The faculty of the School of Education for SUZA are very hard working and got together on Saturday to work on the program of study and courses for the newly proposed Bachelor’s of Education in Early Childhood Education. The title of the degree is still under discussion, but they working on the structure, courses, and course titles. After several hours of discussion, the current list of courses were divided among the participants to develop draft syllabi for the next meeting. With the structure draft and syllabi drafts, they plan to consult local stakeholders for input. This was very informative for me to learn about how their program development process is similar and different from ours and to see some of the local and cultural considerations in designing the new degree. First and foremost, early childhood education as a formal teaching profession is relatively new, and formal education or even programs outside of family, friend, and neighbor care for children under 4 is also very new and limited at this time.
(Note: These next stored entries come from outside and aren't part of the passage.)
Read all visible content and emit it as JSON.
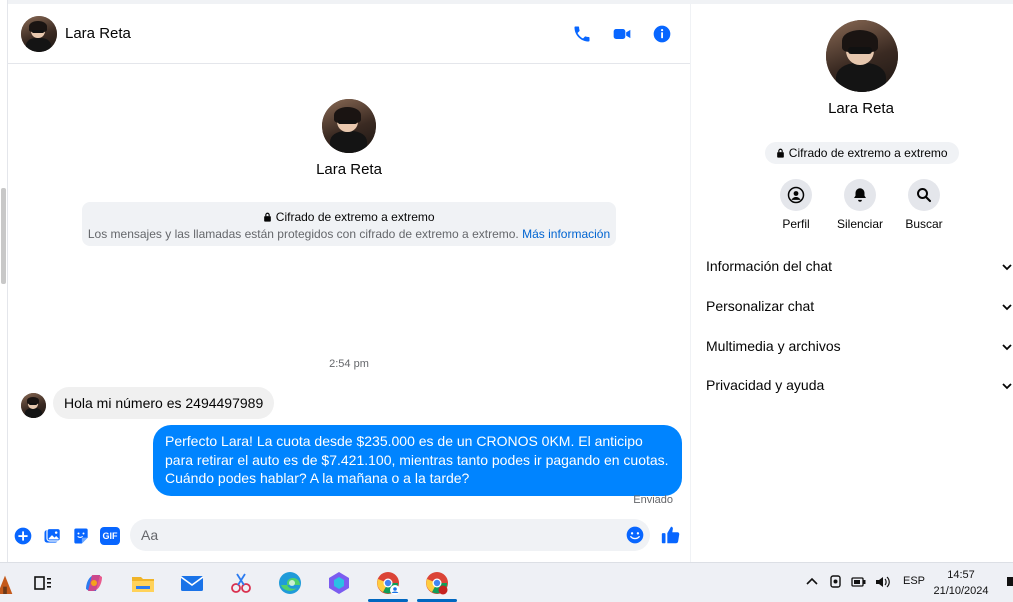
{
  "header": {
    "contact_name": "Lara Reta",
    "icons": [
      "phone-icon",
      "video-icon",
      "info-icon"
    ]
  },
  "intro": {
    "contact_name": "Lara Reta",
    "e2e_title": "Cifrado de extremo a extremo",
    "e2e_text": "Los mensajes y las llamadas están protegidos con cifrado de extremo a extremo.",
    "e2e_link": "Más información"
  },
  "conversation": {
    "timestamp": "2:54 pm",
    "incoming_message": "Hola mi número es 2494497989",
    "outgoing_message": "Perfecto Lara! La cuota desde $235.000 es de un CRONOS 0KM. El anticipo para retirar el auto es de $7.421.100, mientras tanto podes ir pagando en cuotas. Cuándo podes hablar? A la mañana o a la tarde?",
    "status": "Enviado"
  },
  "composer": {
    "placeholder": "Aa",
    "gif_label": "GIF",
    "icons": [
      "add-icon",
      "photo-icon",
      "sticker-icon",
      "gif-icon",
      "emoji-icon",
      "like-icon"
    ]
  },
  "info_panel": {
    "contact_name": "Lara Reta",
    "e2e_badge": "Cifrado de extremo a extremo",
    "actions": [
      {
        "label": "Perfil",
        "icon": "profile-icon"
      },
      {
        "label": "Silenciar",
        "icon": "bell-icon"
      },
      {
        "label": "Buscar",
        "icon": "search-icon"
      }
    ],
    "sections": [
      "Información del chat",
      "Personalizar chat",
      "Multimedia y archivos",
      "Privacidad y ayuda"
    ]
  },
  "taskbar": {
    "language": "ESP",
    "time": "14:57",
    "date": "21/10/2024"
  },
  "colors": {
    "accent": "#0084ff",
    "icon_blue": "#0866ff"
  }
}
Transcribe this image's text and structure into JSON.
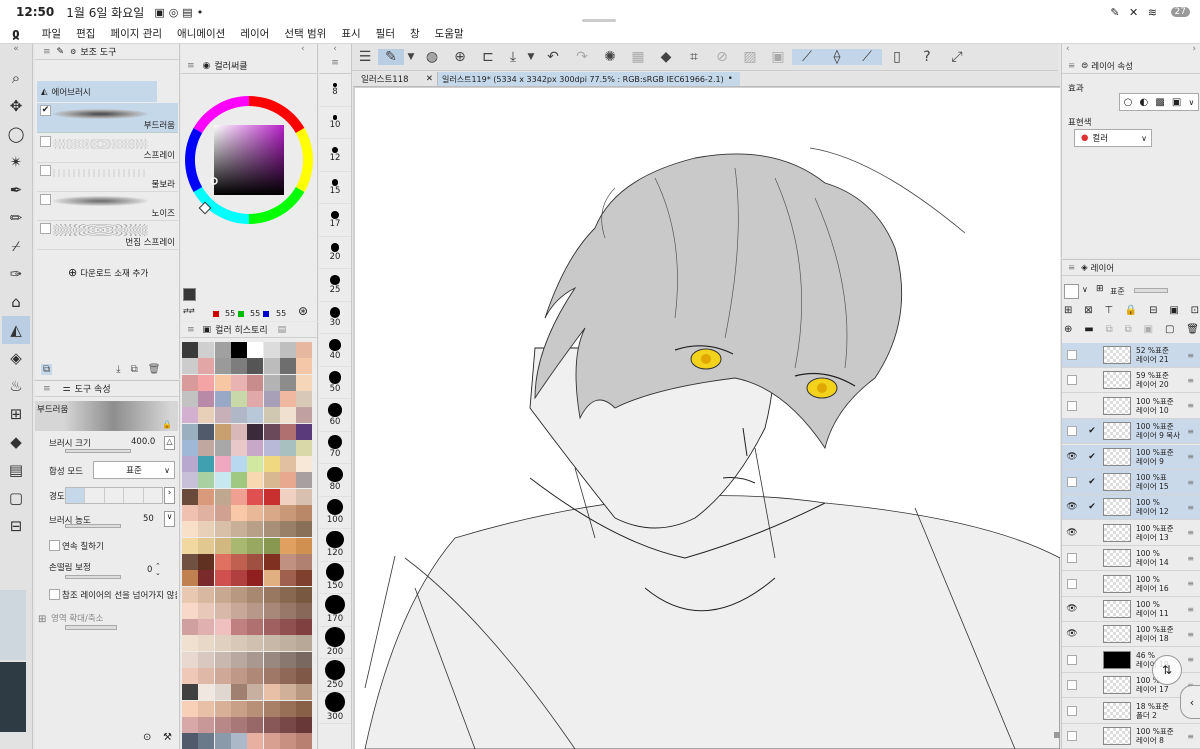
{
  "status_bar": {
    "time": "12:50",
    "date": "1월 6일 화요일",
    "battery": "27"
  },
  "menu": [
    "파일",
    "편집",
    "페이지 관리",
    "애니메이션",
    "레이어",
    "선택 범위",
    "표시",
    "필터",
    "창",
    "도움말"
  ],
  "sub_tool": {
    "title": "보조 도구",
    "group": "에어브러시",
    "brushes": [
      {
        "label": "부드러움",
        "checked": true
      },
      {
        "label": "스프레이",
        "checked": false
      },
      {
        "label": "물보라",
        "checked": false
      },
      {
        "label": "노이즈",
        "checked": false
      },
      {
        "label": "번짐 스프레이",
        "checked": false
      }
    ],
    "add_material": "다운로드 소재 추가"
  },
  "tool_property": {
    "title": "도구 속성",
    "brush_name": "부드러움",
    "size_label": "브러시 크기",
    "size_value": "400.0",
    "blend_label": "합성 모드",
    "blend_value": "표준",
    "hardness_label": "경도",
    "density_label": "브러시 농도",
    "density_value": "50",
    "continuous_label": "연속 칠하기",
    "stabilization_label": "손떨림 보정",
    "stabilization_value": "0",
    "reference_label": "참조 레이어의 선을 넘어가지 않음",
    "zoom_label": "영역 확대/축소"
  },
  "color_wheel": {
    "title": "컬러써클",
    "r": "55",
    "g": "55",
    "b": "55",
    "main_color": "#373737"
  },
  "color_history": {
    "title": "컬러 히스토리"
  },
  "brush_sizes": [
    "8",
    "10",
    "12",
    "15",
    "17",
    "20",
    "25",
    "30",
    "40",
    "50",
    "60",
    "70",
    "80",
    "100",
    "120",
    "150",
    "170",
    "200",
    "250",
    "300"
  ],
  "tabs": [
    {
      "label": "일러스트118"
    },
    {
      "label": "일러스트119* (5334 x 3342px 300dpi 77.5% : RGB:sRGB IEC61966-2.1)"
    }
  ],
  "layer_property": {
    "title": "레이어 속성",
    "effect_label": "효과",
    "expression_label": "표현색",
    "expression_value": "컬러"
  },
  "layers_panel": {
    "title": "레이어",
    "blend": "표준",
    "layers": [
      {
        "pct": "52 %표준",
        "name": "레이어 21",
        "eye": false,
        "selected": true
      },
      {
        "pct": "59 %표준",
        "name": "레이어 20",
        "eye": false,
        "selected": false
      },
      {
        "pct": "100 %표준",
        "name": "레이어 10",
        "eye": false,
        "selected": false
      },
      {
        "pct": "100 %표준",
        "name": "레이어 9 복사",
        "eye": false,
        "selected": true
      },
      {
        "pct": "100 %표준",
        "name": "레이어 9",
        "eye": true,
        "selected": true
      },
      {
        "pct": "100 %표",
        "name": "레이어 15",
        "eye": false,
        "selected": true
      },
      {
        "pct": "100 %",
        "name": "레이어 12",
        "eye": true,
        "selected": true
      },
      {
        "pct": "100 %표준",
        "name": "레이어 13",
        "eye": true,
        "selected": false
      },
      {
        "pct": "100 %",
        "name": "레이어 14",
        "eye": false,
        "selected": false
      },
      {
        "pct": "100 %",
        "name": "레이어 16",
        "eye": false,
        "selected": false
      },
      {
        "pct": "100 %",
        "name": "레이어 11",
        "eye": true,
        "selected": false
      },
      {
        "pct": "100 %표준",
        "name": "레이어 18",
        "eye": true,
        "selected": false
      },
      {
        "pct": "46 %",
        "name": "레이어 19",
        "eye": false,
        "selected": false
      },
      {
        "pct": "100 %",
        "name": "레이어 17",
        "eye": false,
        "selected": false
      },
      {
        "pct": "18 %표준",
        "name": "폴더 2",
        "eye": false,
        "selected": false
      },
      {
        "pct": "100 %표준",
        "name": "레이어 8",
        "eye": false,
        "selected": false
      }
    ]
  }
}
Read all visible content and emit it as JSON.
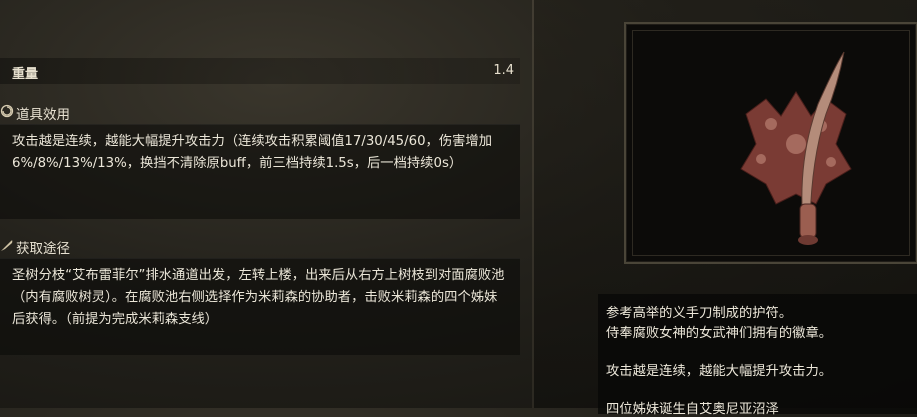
{
  "item": {
    "weight_label": "重量",
    "weight_value": "1.4"
  },
  "effect": {
    "icon": "swirl-icon",
    "title": "道具效用",
    "text": "攻击越是连续，越能大幅提升攻击力（连续攻击积累阈值17/30/45/60，伤害增加6%/8%/13%/13%，换挡不清除原buff，前三档持续1.5s，后一档持续0s）"
  },
  "acquisition": {
    "icon": "feather-icon",
    "title": "获取途径",
    "text": "圣树分枝“艾布雷菲尔”排水通道出发，左转上楼，出来后从右方上树枝到对面腐败池（内有腐败树灵）。在腐败池右侧选择作为米莉森的协助者，击败米莉森的四个姊妹后获得。（前提为完成米莉森支线）"
  },
  "description": {
    "line1": "参考高举的义手刀制成的护符。",
    "line2": "侍奉腐败女神的女武神们拥有的徽章。",
    "line3": "攻击越是连续，越能大幅提升攻击力。",
    "line4": "四位姊妹诞生自艾奥尼亚沼泽"
  }
}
But, their goal is to address international trends and the work is very aligned with the Sustainable Development Goals (SDGs) for Education and specifically providing SDG 4.2 to provide high quality early childhood education.


After a morning of work and some lunch, Keith and I headed out with our friend and colleague Umayra to see Jozani Forest. This was Keith’s first time in Jozani Forest and first time outside of Stone Town, since we arrived a week ago. His only other journey was the car ride in from the airport, but given that it was dark and 3am, I don’t think it gave him much of a picture of Zanzibar outside of Stone Town. We were a little late getting started for our journey to have lots of time in Jozani, but we knew we would be coming back both on our own and with different visitors we are expecting. Nevertheless, it was still really special. We got to see both the Red Colobus monkeys that only live on Zanzibar and then the Skye’s monkeys that live in various places in East Africa.


A baby colobus monkey

A baby colobus monkey

They were so close to us, within 4-5 feet both next to us and over our heads. We had a very nice guide who gave us lots of information about the two species of monkeys. I listened to the guide and asked questions and Keith took photos (check out his awesome photos from Jozani at He focused on getting excellent photos and when we got home I told him all the information I could remember about monkeys.


Inside Jozani Forest

Inside Jozani Forest



A family of Sykes’ Monkeys


According to our guide, this monkey is six months old because it is still little, but has its red color on the back, which is not present for the first 3-4 months.